I went to Zuccotti Park today because I'm not nearly well versed enough in the financial markets to make the change I want to see happen. I barely know enough to describe and explain the problem. I was hoping I'd find someone there who understood better than me, who I could talk to and bounce ideas off of for coming up with a way to bring that 99% number down and that 1% number up, but there was no one. Even the former commodities trader I met said, "I just played the game. I'm not qualified to referee."

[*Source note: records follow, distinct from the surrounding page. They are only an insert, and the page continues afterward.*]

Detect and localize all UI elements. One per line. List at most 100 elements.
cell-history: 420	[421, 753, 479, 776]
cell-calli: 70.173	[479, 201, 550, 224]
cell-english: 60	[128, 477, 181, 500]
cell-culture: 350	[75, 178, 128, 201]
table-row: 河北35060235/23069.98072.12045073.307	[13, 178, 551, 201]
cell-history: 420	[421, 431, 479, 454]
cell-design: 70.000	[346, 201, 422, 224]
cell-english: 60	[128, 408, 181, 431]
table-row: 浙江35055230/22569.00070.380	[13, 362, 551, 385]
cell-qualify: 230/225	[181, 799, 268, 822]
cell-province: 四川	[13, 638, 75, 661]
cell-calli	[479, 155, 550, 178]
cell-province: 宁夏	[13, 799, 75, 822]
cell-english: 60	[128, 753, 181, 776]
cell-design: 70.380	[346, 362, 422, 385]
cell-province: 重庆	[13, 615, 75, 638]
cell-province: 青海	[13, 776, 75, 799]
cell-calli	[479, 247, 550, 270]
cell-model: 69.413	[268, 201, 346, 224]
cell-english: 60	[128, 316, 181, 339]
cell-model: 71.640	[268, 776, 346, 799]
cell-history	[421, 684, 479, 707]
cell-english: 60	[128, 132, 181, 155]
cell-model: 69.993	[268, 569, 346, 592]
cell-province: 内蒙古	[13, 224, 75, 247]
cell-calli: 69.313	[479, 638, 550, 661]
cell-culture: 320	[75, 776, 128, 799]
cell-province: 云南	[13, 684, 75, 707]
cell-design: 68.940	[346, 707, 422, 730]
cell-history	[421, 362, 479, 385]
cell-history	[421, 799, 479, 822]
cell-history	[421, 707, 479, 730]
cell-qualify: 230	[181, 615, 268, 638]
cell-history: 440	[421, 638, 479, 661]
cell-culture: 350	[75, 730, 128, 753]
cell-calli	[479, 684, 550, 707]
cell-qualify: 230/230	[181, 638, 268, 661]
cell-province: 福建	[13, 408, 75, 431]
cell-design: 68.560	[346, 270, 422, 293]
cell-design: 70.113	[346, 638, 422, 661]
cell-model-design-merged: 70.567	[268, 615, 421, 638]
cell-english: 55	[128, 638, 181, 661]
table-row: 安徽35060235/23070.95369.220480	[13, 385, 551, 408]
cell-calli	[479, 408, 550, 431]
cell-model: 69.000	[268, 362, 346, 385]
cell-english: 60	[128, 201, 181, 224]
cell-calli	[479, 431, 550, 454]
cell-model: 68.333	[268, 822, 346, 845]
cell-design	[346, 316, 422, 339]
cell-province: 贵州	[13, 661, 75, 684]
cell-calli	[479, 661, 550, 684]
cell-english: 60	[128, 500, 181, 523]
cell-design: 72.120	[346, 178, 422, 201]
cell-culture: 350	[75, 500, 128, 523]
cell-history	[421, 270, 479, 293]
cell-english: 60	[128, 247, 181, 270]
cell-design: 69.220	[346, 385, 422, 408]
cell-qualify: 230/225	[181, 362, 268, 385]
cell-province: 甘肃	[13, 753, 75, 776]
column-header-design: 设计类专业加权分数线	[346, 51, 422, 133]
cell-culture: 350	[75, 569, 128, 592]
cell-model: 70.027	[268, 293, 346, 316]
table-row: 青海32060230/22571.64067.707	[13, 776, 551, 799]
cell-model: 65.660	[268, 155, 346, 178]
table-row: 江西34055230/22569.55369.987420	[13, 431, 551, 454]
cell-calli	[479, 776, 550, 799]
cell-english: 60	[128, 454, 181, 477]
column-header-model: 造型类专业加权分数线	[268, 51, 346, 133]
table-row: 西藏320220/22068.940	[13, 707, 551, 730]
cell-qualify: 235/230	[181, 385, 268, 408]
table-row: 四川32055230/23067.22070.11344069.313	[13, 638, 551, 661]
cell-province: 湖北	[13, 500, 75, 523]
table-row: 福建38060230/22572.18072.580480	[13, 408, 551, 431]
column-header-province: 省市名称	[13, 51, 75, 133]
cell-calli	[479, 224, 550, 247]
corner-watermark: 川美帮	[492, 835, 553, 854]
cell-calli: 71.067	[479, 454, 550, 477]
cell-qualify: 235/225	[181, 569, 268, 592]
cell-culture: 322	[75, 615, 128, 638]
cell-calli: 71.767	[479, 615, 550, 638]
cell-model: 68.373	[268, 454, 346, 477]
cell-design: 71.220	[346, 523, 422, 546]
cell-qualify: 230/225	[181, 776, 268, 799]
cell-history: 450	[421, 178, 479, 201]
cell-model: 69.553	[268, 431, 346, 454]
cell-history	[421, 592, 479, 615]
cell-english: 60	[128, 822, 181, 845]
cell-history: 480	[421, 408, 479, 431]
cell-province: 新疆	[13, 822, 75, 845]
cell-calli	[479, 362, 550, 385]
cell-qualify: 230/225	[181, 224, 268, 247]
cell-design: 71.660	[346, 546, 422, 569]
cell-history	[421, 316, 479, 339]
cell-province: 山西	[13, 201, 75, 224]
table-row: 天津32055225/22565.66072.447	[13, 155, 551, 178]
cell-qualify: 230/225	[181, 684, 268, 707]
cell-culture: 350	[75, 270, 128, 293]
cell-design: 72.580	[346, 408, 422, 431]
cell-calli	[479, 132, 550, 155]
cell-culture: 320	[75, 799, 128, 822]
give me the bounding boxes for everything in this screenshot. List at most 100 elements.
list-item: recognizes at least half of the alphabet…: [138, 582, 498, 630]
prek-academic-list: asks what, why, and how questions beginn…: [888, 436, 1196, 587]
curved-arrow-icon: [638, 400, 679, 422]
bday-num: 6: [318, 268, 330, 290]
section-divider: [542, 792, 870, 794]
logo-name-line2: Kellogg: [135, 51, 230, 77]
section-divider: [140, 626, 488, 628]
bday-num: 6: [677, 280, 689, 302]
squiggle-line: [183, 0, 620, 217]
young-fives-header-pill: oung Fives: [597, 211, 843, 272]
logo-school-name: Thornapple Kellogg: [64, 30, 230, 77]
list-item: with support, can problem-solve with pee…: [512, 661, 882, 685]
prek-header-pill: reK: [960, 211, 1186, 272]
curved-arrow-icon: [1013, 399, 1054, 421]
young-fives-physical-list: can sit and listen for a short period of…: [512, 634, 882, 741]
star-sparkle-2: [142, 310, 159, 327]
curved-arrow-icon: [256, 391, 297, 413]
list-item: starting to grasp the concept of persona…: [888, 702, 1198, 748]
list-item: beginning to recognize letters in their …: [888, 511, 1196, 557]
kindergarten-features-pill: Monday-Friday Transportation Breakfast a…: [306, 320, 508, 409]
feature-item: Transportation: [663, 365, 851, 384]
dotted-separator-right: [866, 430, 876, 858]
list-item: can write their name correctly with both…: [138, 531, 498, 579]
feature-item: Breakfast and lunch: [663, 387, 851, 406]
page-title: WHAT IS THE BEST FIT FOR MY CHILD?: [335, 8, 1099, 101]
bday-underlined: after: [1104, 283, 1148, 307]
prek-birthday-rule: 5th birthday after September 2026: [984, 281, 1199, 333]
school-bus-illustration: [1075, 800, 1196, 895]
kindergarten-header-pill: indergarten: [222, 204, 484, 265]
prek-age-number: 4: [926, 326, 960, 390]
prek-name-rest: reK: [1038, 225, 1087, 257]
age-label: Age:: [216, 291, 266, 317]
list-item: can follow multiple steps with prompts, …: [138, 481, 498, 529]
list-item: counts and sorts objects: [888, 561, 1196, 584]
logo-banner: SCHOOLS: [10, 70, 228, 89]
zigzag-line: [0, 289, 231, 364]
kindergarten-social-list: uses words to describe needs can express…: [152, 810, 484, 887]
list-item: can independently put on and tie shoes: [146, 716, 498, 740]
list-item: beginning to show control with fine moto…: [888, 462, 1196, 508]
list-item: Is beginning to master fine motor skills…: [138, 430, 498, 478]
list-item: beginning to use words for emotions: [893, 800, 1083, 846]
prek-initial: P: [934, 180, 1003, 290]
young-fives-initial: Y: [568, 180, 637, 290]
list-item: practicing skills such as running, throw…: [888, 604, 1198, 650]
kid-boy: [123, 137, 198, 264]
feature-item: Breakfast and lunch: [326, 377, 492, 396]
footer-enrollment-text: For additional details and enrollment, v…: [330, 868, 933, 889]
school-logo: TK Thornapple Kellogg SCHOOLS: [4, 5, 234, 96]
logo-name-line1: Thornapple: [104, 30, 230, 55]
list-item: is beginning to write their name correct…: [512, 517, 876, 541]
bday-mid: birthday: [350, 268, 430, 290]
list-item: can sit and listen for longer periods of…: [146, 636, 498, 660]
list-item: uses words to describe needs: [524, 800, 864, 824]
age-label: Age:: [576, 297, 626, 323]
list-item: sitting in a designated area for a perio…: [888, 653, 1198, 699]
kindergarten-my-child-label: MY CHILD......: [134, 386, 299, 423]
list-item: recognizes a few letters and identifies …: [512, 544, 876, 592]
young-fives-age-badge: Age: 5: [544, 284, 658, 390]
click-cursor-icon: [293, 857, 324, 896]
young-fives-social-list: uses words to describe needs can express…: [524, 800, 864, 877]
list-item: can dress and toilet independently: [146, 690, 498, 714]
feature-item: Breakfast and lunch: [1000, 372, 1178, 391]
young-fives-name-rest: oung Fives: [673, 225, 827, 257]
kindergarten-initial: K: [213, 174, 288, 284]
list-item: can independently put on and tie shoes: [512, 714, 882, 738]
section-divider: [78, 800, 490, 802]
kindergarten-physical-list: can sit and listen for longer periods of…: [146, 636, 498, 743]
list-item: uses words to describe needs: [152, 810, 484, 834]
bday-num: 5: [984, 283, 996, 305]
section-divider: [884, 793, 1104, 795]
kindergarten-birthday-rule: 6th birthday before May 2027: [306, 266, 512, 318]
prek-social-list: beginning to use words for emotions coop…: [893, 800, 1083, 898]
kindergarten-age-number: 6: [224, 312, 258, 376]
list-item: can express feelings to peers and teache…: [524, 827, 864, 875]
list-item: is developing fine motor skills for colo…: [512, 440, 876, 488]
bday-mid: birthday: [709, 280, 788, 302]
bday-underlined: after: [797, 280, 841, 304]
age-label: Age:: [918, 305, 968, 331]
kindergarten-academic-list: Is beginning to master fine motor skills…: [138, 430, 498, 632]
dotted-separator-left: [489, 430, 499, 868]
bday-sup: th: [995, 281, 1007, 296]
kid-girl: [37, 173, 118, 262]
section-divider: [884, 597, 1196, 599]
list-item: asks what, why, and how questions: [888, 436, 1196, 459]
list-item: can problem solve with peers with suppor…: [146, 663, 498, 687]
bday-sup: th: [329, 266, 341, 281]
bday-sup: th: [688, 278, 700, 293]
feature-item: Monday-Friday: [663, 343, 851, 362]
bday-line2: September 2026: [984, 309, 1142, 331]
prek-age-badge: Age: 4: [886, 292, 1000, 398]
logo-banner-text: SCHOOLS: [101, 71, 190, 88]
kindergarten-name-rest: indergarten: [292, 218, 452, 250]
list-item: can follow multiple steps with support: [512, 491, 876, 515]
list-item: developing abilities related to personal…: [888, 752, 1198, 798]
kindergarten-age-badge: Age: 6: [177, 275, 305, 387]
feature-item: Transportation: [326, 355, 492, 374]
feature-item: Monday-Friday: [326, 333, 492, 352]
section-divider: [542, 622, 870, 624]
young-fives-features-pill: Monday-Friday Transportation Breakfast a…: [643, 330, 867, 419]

It frustrates me that Zuccotti Park sits mere blocks away from where some of the greatest macroeconomists in the world work--people intimately familiar with every ebb and heartbeat of the market, experts at navigating the subtle connections between every lost job, every misjudged diplomatic cue, every trader panic, every traded good in relation to every other traded good. Is there not one of them who will come down during a smoke break and say, "Okay, folks, this is what needs to happen if you want there to be jobs for you again..."?